Animations and camera moves can be blended directly in the timeline view; and it’s possible to set up timelines for individual cameras or characters, then combine them in an overall master Control Track.

The system works for gameplay sequences as well as cutscenes and cinematics: the first set of timecodes for the video above show the creation of in-game animation.

Cinemachine: intelligent procedural cameras without keyframing
Cinemachine is a new procedural camera system, originally developed as a third-party add-on, and currently available as a free download in the Unity Asset Store.

Its creator, veteran DoP Adam Myhill, who previously worked at EA Canada, describes it as “like inverse kinematics for cameras”, enabling users to set up virtual cameras that track moving objects in a scene.

Although you can also keyframe movements, setting up camera moves is as simple as selecting an object – or an individual bone, in the case of a character rig – for a virtual camera to follow.

Cinemachine then automatically tracks the object and frames the shot, applying dampening, offset and noise to the camera movement for added realism.

New in Cinemachine 2.0: Dolly Track and ClearShot
Version 2.0 of the toolset – the one due to be integrated into Unity 2017.1, also released yesterday as a separate download – also adds a couple of neat new features.

One is Dolly Track (shown above, and at 00:37:30 in the video), which enables users to set up a virtual 3D track for a camera to move along, adjusting the shape with standard spline controls.

Again, the motion of the camera along the track can be procedural or keyframed, and the result can be previewed it either Edit or Play mode, cutting down iteration time.

There’s also a very cool new feature called ClearShot, which causes Cinemachine to detect when the object a camera is following has been occluded by foreground scenery, and cut automatically to an another camera.

You can see ClearShot in action at 00:58:45: according to the online documentation, you can even set it to randomise cameras to add variety when replaying a shot.

Other new features not shown in the demo include the option to track and frame multiple objects, auto-zoom to keep the object being tracked the same size on screen, and support for othographic cameras.

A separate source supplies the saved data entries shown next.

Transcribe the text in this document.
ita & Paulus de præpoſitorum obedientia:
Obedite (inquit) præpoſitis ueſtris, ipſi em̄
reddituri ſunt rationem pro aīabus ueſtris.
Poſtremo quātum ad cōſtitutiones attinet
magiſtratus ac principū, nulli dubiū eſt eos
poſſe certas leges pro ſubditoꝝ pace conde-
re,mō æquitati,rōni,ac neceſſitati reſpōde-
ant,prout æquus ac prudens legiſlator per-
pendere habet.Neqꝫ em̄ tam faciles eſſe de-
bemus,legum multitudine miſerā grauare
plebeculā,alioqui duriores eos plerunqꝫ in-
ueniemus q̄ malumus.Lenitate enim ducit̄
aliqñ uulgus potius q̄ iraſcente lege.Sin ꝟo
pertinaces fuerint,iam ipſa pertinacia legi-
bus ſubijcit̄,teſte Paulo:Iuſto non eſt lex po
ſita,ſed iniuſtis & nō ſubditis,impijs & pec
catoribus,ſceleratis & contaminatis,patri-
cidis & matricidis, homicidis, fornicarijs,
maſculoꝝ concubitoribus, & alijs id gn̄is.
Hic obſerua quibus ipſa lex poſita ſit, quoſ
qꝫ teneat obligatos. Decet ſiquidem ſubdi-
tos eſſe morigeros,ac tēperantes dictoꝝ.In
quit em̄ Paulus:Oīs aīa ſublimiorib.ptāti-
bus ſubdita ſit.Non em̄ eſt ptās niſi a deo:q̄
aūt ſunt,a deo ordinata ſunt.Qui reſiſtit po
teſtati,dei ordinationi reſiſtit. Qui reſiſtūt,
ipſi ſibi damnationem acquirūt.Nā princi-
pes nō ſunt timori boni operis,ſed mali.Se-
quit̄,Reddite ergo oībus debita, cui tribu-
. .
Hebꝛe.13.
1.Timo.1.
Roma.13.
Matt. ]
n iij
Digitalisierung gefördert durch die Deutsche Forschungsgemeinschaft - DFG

The 2.0 update also introduces a new open API, enabling users to customise any part of the toolset.

New video renderer can output 16K OpenEXR footage
As well as Timeline and Cinemachine, Unity 2017.1 will also introduce a new video renderer.

It can record gameplay footage at up to 16K resolution – “no one’s going to [do that], but it’s fun to think about,” joked Myhill – and even as a series of OpenEXR frames, for use in an offline compositor.

However, Unity Technologies intends for users to be able to do most of the work of creating a cinematic directly inside Unity, if they choose: lights and post effects can also be animated directly in Timeline.

That includes effects provided by the free Post Processing Stack add-on, which you can see at 01:00:30, and which provides quite a powerful set of grading tools, including a vectorscope and waveform monitor.

Pricing and availability
Unity 2017.1 is currently available as a release candidate for Windows 7+ and Mac OS X 10.8+. The final version is due to ship in July 2017. It’s available on a rental-only basis: you can find pricing here.

As well as the tools mentioned above, the update will add the features you can see listed in the image above, including a new 2D sprite atlas, and support for lights and cameras when importing FBX files.